Ah! Os prudentes conselhos
maternos não o tranquilizavam.
Ele queria ser como os
outros pássaros livres...Ah! se aquela maldita porta se abrisse.
Pois não é que, para surpresa
sua, um dia o seu dono a esqueceu aberta?
Ele poderia agora realizar todos
os seus sonhos. Estava livre, livre, livre!
Saiu. Voou para o galho mais
próximo. Olhou para baixo. Puxa! Como era alto.
Sentiu um pouco de tontura.
Estava acostumado com o chão da
gaiola, bem pertinho. Teve medo de cair.
Agachou-se no galho, para Ter
mais firmeza. Viu uma outra árvore mais adiante.
Teve vontade de ir até lá.
Perguntou-se se suas asas aguentariam.
Elas não estavam acostumadas. O
melhor seria não abusar, logo no primeiro dia.
Agarrou-se mais firmemente ainda.
Neste momento um insetinho passou voando bem na frente do seu bico. Chegara a
hora. Esticou o pescoço o mais que pôde, mas o insetinho não era bobo. Sumiu
mostrando a língua.
- Ei, você - era uma
passarinha. - Vamos voar juntos até o quintal do vizinho. Há uma linda
pimenteira, carregadinha de pimentas vermelhas.
Deliciosas. Apenas é preciso
prestar atenção no gato, que anda por lá...
Só o nome gato lhe deu arrepio.
Disse para a passarinha que não gostava de pimentas.
A passarinha procurou outro companheiro.
Ele preferiu ficar com fome. Chegou o fim da tarde e, com ele a tristeza do
crepúsculo. A noite se aproximava. Onde iria dormir?
Lembrou-se do prego amigo, na
parede da cozinha, onde sua gaiola ficava dependurada.

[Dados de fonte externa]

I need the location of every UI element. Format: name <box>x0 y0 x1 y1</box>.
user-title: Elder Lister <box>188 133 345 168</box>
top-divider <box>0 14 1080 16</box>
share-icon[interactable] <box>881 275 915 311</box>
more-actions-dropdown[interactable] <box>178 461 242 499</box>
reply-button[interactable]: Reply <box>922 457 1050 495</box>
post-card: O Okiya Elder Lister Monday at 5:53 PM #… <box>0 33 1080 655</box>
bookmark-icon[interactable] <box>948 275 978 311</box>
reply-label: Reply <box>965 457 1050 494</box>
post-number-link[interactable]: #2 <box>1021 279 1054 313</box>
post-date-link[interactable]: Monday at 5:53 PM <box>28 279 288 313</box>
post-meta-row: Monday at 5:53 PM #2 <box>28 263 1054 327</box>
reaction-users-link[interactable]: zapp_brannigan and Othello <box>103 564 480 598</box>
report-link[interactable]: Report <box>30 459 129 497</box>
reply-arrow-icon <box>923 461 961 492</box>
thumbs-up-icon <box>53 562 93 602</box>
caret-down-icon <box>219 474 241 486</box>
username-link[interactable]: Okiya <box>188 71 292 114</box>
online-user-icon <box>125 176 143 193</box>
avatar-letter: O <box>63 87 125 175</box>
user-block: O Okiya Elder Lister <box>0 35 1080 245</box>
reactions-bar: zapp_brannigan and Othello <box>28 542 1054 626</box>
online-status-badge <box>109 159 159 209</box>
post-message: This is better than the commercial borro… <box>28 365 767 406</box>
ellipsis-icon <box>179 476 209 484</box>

Teve saudades dele. Teria de
dormir num galho de árvore, sem proteção.
Gatos sobem em árvores?
Eles enxergam no escuro?
E era preciso não esquecer os
gambás.
E tinha de pensar nos meninos
com seus estilingues, no dia seguinte.
Tremeu de medo. Nunca imaginaria
que a liberdade fosse tão complicada.
Somente podem gozar a liberdade
aqueles que têm coragem. Ele não tinha.
Teve saudade da gaiola. Voltou.
Felizmente a porta ainda estava aberta.
Neste momento chegou o dono.
Vendo a porta aberta, disse:
- Passarinho bobo. Não viu que
a porta estava aberta.
Deve estar meio cego.
Pois passarinho de verdade não
fica em gaiola. Gosta mesmo é de voar.